Einar stood up as Illugi Godi and Valknut moved to carry Pinleg away. 'You should know that one of the forty-eight names of Odin is Frenzy,' he said, sweeping his black-ice gaze round us all. 'Know also that anyone else who decides what religion will be followed in the Oathsworn will have me to deal with. I will not be as merciful as Pinleg and kill you quickly.' Then looked at Martin and said: 'You made this. You clean it up.'
Stunned at what he had seen, Martin stumbled forward to where the red ruin that had been Hring lay.
Einar would not let anyone help him and, when Martin took up an arm to try and pull the bloody thing away, it tore free in his hands and he fell backwards on his arse into a puddle of blood.
Everyone laughed, even the Christ-sworn, then turned away in sorrow and disgust. Hring had found his death and it had not been a good one. Arguments broke out about whether he would make Valholl, given that he had been a Christ-follower when he died. Some of the others were uncomfortable with this, realising only now what following the White Christ really meant.

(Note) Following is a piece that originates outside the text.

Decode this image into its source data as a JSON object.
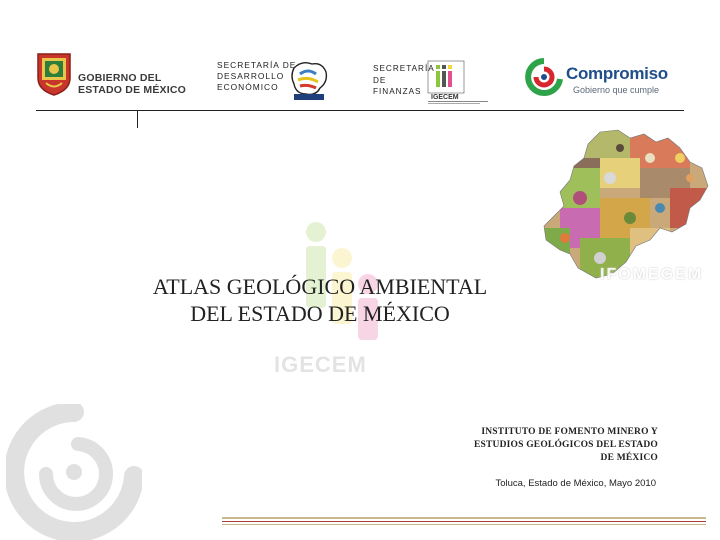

I watched as Martin, his robes soaked with red, gathered up and hauled off the bits and suddenly realised I knew nothing much about Hring other than that he liked to fish and he had been the only other one to help consign the Serkland woman to the sea when she died at Skirringsaal.
But something had happened here. Hring had broken his oath and I knew it was because Einar had broken his oath with Eyvind.
I think Einar knew it, too, so that when Valknut came up and announced that Ulf-Agar was gone, it was just another turn of Odin's subtle revenge. Or Loki's. Who knew?
Òne of the fishermen saw a limping man get on that knarr just before it left,' Valknut added.
`He has broken his oath as well,' I said and, for the first time, Einar's black eyes would not meet mine.
The next morning, I stood on the shingle in another spring mirr of rain and watched the Elk slide out and away from the village. All around, watching with me, were the Oath-sworn, all but a dozen—all the Christ-men—who had gone with my father and the Trimmer to safety down the coast.
Watching, too, was Martin, his ruined hand still tucked under one armpit, the puddle at his feet tinged pink from the blood that still seeped from his brown habit. He wore a leather collar now and a leash that attached him to Pinleg like a hound.
When the Elk had all but vanished into the rain mist, we turned in ones and twos and started to collect our gear. Hild, who had a spare cloak that had belonged to my father, had more of my essentials, wrapped in a bedroll.
With scarcely a word, falling into the familiar routine, we formed up, with Bag-nose and Steinthor questing out in front, and started the long march upriver, to Koksalmi and the forge.